The factory is one of few such factories in the world. It was finished during the full-scale war.

Disbelieving but prepared

“No one believed the war would happen, but we were preparing for it. Bomb shelters for all employees were ready and equipped. We had several drills, all employees knew what to do. We had bought all the necessary raw materials and gas. On 24 February in the morning, 99 per cent of our workers were at their workplaces. It says a lot about their commitment. We did not stop working, even for a day,” Olena says.

“We realised that bread would become a basic need, as well as yeast – bakeries and bread factories could not work, so people baked at home,” she remembers. “On the first day of war, we split into a crisis and humanitarian centre. The crisis centre helped provide yeast to all regions despite disruptions in the supply chain. Our humanitarian centre received requests from volunteers to whom we sent yeast for free. Some employees also baked bread until night for refugees at Lviv railway station.”


Despite the war, Enzym Group continued to receive inquiries from potential partners arund the world. “Our office and warehouse in Krakow, Poland, help us reduce the risks for our global partners. It means we can provide them with a product of high quality on time, regardless of circumstances,” Olena shares.

“Currently, we are present in Europen markets, the UK, Asia and Africa and, in the near future, we plan to expand there further. We have also recently launched a new factory. The potential of yeast ingredients is huge.”

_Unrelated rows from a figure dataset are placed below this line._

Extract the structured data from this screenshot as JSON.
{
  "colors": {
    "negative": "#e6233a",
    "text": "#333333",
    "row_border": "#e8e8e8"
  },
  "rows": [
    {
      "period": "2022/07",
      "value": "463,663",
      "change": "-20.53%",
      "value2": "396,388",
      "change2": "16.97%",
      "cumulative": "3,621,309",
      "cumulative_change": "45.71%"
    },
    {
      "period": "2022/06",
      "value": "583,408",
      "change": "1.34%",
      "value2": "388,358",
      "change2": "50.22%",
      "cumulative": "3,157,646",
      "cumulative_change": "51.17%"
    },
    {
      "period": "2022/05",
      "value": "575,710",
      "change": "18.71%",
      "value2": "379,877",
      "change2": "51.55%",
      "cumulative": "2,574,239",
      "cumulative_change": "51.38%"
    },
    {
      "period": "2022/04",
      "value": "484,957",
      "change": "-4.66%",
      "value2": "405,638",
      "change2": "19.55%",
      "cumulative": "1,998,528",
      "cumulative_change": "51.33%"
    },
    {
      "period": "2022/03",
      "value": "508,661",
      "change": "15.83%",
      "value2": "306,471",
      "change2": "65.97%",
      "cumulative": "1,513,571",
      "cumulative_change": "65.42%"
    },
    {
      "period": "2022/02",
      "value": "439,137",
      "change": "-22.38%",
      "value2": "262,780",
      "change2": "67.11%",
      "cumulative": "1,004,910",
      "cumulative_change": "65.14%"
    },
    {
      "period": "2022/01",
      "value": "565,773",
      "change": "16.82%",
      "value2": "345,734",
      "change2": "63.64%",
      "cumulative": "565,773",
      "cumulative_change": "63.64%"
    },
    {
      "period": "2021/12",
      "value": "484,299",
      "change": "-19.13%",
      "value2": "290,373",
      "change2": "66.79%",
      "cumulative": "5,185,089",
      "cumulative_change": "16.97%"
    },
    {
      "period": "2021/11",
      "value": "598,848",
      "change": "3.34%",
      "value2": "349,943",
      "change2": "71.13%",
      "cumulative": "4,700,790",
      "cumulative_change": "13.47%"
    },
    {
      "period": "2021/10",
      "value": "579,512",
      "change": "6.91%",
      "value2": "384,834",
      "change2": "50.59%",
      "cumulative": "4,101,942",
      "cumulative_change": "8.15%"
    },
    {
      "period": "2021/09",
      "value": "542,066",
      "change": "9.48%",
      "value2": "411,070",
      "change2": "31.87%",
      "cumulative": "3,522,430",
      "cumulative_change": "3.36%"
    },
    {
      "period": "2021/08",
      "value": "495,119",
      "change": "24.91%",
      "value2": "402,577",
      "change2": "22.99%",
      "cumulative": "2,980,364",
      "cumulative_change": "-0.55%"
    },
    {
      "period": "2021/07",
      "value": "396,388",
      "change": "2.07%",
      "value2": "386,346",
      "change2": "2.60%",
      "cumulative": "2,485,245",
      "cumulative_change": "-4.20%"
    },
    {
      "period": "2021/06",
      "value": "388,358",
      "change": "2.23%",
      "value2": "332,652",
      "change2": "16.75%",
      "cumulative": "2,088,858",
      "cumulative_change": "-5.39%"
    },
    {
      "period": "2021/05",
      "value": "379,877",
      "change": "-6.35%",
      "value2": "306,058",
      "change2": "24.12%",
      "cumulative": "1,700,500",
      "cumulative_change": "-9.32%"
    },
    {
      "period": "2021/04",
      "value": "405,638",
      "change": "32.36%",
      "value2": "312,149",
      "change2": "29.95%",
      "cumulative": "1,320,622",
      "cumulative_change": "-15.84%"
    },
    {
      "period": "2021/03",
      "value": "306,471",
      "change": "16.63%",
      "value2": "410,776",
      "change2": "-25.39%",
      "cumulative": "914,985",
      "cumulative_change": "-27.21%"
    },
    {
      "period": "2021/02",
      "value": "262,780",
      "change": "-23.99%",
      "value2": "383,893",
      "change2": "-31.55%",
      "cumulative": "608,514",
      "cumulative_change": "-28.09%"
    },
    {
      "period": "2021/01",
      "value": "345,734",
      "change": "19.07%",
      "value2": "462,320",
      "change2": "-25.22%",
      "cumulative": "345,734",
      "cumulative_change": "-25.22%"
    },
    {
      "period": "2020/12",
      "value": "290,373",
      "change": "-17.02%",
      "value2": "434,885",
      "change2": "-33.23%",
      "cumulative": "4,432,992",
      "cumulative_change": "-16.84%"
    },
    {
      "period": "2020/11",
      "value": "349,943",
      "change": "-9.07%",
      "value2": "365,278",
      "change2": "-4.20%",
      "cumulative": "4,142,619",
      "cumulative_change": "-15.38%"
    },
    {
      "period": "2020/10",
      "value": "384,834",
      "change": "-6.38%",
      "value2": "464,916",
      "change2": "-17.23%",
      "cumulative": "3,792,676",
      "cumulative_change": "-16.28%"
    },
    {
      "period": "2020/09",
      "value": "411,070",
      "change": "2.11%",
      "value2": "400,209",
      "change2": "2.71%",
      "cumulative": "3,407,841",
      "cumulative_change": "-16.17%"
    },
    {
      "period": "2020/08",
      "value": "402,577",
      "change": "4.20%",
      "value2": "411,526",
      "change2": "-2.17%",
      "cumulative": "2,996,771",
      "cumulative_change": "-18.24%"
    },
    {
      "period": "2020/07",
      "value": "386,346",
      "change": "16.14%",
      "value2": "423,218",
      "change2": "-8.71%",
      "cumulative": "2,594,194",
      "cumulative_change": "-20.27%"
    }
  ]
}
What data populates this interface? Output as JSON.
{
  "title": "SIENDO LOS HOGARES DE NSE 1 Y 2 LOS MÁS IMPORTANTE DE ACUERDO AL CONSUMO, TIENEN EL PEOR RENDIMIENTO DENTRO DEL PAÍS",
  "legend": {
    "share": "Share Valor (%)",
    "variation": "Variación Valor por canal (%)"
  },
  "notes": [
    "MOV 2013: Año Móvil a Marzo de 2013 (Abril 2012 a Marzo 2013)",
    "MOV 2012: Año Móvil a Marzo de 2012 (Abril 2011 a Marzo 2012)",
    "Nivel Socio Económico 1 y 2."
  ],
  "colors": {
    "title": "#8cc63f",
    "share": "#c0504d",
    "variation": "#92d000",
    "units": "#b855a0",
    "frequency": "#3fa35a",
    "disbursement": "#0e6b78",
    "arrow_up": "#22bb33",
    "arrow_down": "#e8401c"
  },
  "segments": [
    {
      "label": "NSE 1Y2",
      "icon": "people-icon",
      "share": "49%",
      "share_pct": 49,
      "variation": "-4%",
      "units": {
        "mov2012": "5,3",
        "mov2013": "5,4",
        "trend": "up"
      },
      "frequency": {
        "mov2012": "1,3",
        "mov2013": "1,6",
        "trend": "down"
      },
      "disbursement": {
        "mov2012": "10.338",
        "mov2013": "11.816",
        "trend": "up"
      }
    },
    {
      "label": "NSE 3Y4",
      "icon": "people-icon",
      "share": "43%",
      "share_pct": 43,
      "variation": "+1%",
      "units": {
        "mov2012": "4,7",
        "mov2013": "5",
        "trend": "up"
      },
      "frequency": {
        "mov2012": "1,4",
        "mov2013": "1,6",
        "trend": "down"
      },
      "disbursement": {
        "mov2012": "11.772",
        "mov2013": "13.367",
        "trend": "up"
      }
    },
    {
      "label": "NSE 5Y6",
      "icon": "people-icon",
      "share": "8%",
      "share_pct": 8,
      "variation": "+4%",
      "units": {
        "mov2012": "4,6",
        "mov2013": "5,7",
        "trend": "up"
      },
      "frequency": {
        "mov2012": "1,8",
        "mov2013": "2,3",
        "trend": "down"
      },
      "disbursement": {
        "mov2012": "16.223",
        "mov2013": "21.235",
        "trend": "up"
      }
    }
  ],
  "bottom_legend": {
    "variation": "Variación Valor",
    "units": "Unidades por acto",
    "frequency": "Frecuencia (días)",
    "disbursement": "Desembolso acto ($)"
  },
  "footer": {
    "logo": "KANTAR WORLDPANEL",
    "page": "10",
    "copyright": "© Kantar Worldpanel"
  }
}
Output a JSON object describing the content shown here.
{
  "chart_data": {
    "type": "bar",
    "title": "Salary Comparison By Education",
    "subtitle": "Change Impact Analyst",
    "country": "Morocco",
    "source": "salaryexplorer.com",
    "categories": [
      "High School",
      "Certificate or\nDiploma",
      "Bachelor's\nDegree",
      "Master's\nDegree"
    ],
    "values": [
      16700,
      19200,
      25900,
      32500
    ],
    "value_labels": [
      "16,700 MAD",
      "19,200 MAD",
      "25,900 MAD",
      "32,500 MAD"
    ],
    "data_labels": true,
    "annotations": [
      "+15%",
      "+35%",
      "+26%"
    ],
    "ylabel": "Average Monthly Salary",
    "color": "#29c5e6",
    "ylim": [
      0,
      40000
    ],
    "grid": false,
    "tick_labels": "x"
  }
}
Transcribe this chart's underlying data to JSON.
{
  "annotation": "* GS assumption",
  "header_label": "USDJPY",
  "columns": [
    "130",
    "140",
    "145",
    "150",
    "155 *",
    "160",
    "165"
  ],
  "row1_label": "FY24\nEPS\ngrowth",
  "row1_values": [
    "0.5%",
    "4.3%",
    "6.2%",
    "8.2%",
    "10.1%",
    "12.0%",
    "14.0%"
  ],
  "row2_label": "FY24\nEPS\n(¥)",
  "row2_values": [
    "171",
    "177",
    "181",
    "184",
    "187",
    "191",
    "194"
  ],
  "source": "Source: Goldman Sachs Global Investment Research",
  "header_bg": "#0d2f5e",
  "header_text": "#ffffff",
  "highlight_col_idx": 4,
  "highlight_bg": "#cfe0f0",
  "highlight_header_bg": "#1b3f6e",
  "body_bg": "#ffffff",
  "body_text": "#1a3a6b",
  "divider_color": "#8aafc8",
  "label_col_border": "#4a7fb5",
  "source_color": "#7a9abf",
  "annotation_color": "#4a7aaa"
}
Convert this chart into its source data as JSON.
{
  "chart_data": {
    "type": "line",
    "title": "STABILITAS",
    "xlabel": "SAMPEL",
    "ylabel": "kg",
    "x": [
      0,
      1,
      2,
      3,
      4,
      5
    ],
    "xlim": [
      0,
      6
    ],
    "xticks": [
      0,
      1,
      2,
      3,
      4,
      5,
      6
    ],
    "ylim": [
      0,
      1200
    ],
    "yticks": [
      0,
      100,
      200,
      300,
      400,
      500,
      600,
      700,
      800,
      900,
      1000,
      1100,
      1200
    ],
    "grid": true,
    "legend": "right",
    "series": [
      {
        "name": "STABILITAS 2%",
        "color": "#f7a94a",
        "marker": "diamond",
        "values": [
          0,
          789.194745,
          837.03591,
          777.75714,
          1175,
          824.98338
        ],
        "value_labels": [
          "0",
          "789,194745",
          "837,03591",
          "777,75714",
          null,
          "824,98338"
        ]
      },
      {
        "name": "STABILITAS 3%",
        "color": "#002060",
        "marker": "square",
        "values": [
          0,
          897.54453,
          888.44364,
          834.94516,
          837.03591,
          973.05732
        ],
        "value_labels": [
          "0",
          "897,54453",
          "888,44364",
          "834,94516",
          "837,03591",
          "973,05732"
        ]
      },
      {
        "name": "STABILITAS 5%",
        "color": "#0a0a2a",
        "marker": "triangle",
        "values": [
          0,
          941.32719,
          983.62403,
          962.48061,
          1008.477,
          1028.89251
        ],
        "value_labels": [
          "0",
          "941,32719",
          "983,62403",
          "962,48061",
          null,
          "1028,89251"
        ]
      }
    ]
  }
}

Enzym Group already exports more than half its products to 23 countries and will celebrate its 30th anniversary next year.

The company is also working on further advisory projects to increase operations management efficiency and improve the micro-organism fermentation process. Both projects are being implemented with EBRD support and funding from Switzerland through the EBRD’s Small Business Impact Fund (donors to the SBIF are: Italy, Ireland, South Korea, Luxembourg, Norway, Switzerland, Sweden, Japan, the United States, and the Taiwan Business-EBRD Technical Cooperation Fund).

“The success of our company is based on the ambition that we never stop and we are always a step ahead,” concludes Olena. “That has made it possible to achieve the dream of our father – to build a modern and successful European company.”